Vor diesem Hintergrund erscheinen ihre Aussagen in einem besonderen Licht. Fangen wir an mit den ersten Sätzen des Artikels:
Wie bedauerlich, dass der aktuell vorherrschende palästinensische Diskurs jede innenpolitische Kritik an der Hamas zum Schweigen bringt. Dabei kommt immer dasselbe Argument: Jetzt, so heißt es, sei nicht der richtige Zeitpunkt, um die Bewegung zu kritisieren, die allein an der Spitze des Kampfes gegen die Besatzung steht.
Mir war nicht klar, dass der Diskurs auch unter israelischen Arabern dominiert wird von einer zumindest zeitweisen bedingungslosen Unterstützung für die Hamas. Diese Menschen haben Zugriff auf diverse Quellen und waren in der Schulzeit nicht einer Indoktrinierung ausgesetzt durch die UNRWA Hamas, und daher bin ich doch zumindest ein wenig überrascht. Aber dieser Absatz liefert noch mehr:
Die Hamas sei „allein“ an der Spitze des Kampfes gegen die „Besatzung“. Frau Natour ist nicht dumm. Sie weiss sicher, dass Gaza seit 2005 nicht besetzt war, bis Hamas den aktuellen Krieg angefangen hat. Die Besatzung, die sie meint, muss also die in der Westbank (Judäa und Samaria) sein. Dort herrscht die PA, die offenbar als zu schwach oder im schlimmsten Fall als Kollaborateur der Israelis angesehen wird, wenn man behauptet, dass Hamas „allein“ kämpft. Sie berichtet hier im Grunde darüber, dass in den palästinensischen Kreisen, auch unter israelischen Arabern, die Hamas als Repräsentant aller Palästinenser angesehenen wird. Nicht nur der in Gaza. Aber im nächsten Absatz schreibt sie:
All jene, die den säkularen Vorstellungen folgen – und das ist die Mehrheit der Palästinenser und Palästinenserinnen sowohl innerhalb als auch außerhalb des Gazastreifens –, müssen sich gegen die eigene Haltung positionieren.
Die klerikale Hamas sei demnach die einzige, echte Repräsentantin palästinensischer Interessen, aber die meisten Palästinenser:innen sind säkular?

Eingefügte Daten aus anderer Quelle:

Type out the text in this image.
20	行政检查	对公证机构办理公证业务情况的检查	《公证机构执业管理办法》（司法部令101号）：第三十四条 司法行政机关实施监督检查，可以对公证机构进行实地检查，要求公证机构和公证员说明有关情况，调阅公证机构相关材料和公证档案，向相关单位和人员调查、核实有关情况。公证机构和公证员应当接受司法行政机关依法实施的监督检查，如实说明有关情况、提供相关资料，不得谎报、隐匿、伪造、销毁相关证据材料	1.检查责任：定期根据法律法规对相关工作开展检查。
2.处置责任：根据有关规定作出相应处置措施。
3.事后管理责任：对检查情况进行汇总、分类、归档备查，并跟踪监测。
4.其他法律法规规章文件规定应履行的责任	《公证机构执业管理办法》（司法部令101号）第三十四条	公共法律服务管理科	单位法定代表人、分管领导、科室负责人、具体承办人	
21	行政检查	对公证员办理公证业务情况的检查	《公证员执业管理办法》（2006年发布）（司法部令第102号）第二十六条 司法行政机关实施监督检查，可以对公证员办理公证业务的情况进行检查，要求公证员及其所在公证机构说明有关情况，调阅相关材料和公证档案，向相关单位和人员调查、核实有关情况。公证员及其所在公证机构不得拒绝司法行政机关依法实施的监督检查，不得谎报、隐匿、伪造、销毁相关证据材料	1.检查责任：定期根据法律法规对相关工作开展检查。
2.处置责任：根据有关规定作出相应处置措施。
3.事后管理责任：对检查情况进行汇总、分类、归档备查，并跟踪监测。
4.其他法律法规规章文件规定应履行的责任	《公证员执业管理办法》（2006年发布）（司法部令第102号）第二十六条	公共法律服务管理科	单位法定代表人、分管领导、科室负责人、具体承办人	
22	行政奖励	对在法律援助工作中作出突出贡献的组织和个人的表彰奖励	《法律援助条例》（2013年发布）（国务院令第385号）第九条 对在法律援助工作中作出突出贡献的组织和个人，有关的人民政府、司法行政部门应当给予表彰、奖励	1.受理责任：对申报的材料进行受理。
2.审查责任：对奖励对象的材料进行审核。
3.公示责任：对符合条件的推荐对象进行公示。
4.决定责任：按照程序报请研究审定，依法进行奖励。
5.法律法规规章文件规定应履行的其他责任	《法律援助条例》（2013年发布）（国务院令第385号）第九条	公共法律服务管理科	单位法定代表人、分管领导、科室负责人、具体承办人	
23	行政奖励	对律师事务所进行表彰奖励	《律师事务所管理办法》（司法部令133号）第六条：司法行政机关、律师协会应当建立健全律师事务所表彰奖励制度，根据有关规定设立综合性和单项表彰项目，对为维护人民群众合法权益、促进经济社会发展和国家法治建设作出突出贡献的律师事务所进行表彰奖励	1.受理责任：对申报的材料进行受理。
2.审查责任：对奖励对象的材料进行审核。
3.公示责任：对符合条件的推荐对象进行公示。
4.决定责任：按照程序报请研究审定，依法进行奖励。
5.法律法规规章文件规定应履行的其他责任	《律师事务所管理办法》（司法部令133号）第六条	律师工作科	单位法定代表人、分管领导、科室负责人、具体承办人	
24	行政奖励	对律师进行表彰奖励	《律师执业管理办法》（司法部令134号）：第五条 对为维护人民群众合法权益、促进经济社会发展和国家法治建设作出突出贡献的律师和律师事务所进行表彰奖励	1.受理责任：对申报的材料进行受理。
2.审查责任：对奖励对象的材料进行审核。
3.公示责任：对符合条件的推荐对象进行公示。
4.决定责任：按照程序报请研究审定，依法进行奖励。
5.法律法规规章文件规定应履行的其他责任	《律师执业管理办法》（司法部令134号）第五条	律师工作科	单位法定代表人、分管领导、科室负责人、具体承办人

Wie passt das zusammen? Nicht wirklich. Ich fürchte, Frau Natour schliesst von sich auf andere und blendet diesen Widerspruch einfach aus. Oder es ist eine Schutzbehauptung.
Es ist, als sei „Wir haben das Recht auf Widerstand“ nicht nur eine temporäre Maßnahme, sondern ein göttliches Gebot. Wichtig ist mir, an dieser Stelle festzuhalten, dass ich unser grundsätzliches Recht als Palästinenser und Palästinenserinnen, uns gegen die Besatzung zu wehren, keinesfalls infrage stelle. Es ist ein Recht, das im Völkerrecht verankert ist.
Frau Natour wohnt in Israel als Israelin. Nach keiner völkerrechtlichen Definition lebt sie unter einer Besatzung, ausser man negiert das Existenzrecht Israels komplett. Wie wir weiter oben schon gesehen haben, betrifft „Besatzung“ wenn überhaupt nur die sog. Westbank. Und der Teil des Völkerrechts, der über Besatzung spricht, regelt die Konflikte zwischen regulären Staaten. Der letzte völkerrechtlich relevante Souverän vor Israel über dieses Gebiet war Jordanien und mit diesem Staat besteht ein Friedensvertrag. Sie macht sich aber die Mühe dieser Differenzierung nicht, im Gegenteil. Sie betrachtet das Recht auf Widerstand als verbrieft, da die Besatzung völkerrechtlich eindeutig sei. Dass sie die Präsenz der IDF in den PA-Gebieten als Besatzung wahrnimmt, will ich gar nicht kritisieren. Das ist ihr gutes Recht und ein vertretbarer Standpunkt. Der quasi-religiöse Glaube an den völkerrechtlichen Status der Besatzung ist aber genau so falsch wie das von ihr als „göttliches Gebot“ betitelte Recht auf Widerstand nach Hamas-Verständnis.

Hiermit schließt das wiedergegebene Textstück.